Organisée en deux modules, la formation portera notamment sur l’élaboration d’une cartographie des risques, la formalisation des procédures de travail et la création d’un système de pilotage du contrôle interne adapté aux réalités des différents services de la DGAM.
À l’ouverture des travaux, le directeur général des Affaires maritimes, le colonel-major Julien Yao Kouassi, a insisté sur la vocation protectrice de cet outil.
« Le contrôle interne n’est pas un outil de surveillance, ni un flicage de vos activités. C’est un bouclier pour les gestionnaires », a-t-il expliqué, soulignant que des procédures écrites et clairement définies permettent de limiter les erreurs et de renforcer la sécurité juridique des agents.
Pour le responsable, la maîtrise des risques représente également un enjeu de performance. Elle doit contribuer à sécuriser les recettes, renforcer l’efficacité des contrôles et permettre à l’administration de respecter ses engagements internationaux, notamment auprès de l’Organisation maritime internationale (OMI).

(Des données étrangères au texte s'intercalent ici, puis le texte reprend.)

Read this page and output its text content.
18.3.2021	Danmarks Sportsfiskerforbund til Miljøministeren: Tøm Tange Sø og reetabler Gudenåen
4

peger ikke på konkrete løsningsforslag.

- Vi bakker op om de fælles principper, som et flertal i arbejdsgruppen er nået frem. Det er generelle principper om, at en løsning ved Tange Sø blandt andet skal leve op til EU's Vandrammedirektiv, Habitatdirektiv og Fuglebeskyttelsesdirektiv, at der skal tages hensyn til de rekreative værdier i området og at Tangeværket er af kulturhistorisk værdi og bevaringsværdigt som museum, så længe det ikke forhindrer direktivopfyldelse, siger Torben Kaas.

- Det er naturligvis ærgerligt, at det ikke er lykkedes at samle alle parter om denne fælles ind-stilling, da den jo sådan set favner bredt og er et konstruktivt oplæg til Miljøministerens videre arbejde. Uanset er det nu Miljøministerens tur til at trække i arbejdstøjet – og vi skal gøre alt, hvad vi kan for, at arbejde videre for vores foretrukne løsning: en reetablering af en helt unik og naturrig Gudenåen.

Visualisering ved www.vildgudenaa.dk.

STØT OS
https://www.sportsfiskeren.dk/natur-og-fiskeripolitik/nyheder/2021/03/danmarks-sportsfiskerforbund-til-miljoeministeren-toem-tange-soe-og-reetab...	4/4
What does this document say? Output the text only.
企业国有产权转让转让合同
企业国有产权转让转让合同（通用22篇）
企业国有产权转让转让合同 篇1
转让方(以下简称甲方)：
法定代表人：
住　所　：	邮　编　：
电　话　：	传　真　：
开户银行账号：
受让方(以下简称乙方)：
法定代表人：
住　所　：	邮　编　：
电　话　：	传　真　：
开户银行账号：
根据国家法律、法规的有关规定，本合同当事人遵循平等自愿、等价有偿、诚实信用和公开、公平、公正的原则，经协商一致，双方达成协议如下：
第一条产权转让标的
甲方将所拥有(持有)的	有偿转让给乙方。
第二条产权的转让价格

Une formation tournée vers l’action
Le colonel-major Julien Yao Kouassi a insisté sur le caractère pratique de l’initiative. « Ce séminaire n’est pas une simple séance théorique de plus. C’est une formation-action », a-t-il indiqué.
Les agents devront ainsi travailler directement sur les vulnérabilités de leurs services afin de construire progressivement les outils nécessaires au futur dispositif de contrôle interne.
De son côté, Soro Benjamin, directeur de cabinet du ministre délégué auprès du ministère des Transports et des Affaires maritimes, a présenté cette formation comme une étape importante dans la recherche de performance, de compétitivité et de transparence.
Il a annoncé qu’elle devrait aboutir à une cartographie claire des risques, à des procédures adaptées aux différents services et à une feuille de route opérationnelle assortie d’un calendrier d’exécution.
Appelant les participants à faire preuve d’assiduité et d’engagement, il les a invités à s’approprier pleinement les connaissances dispensées.
À travers cette démarche, la DGAM entend construire une administration maritime plus résiliente, transparente et moderne, capable de mieux maîtriser ses risques, sécuriser ses ressources et améliorer durablement son efficacité.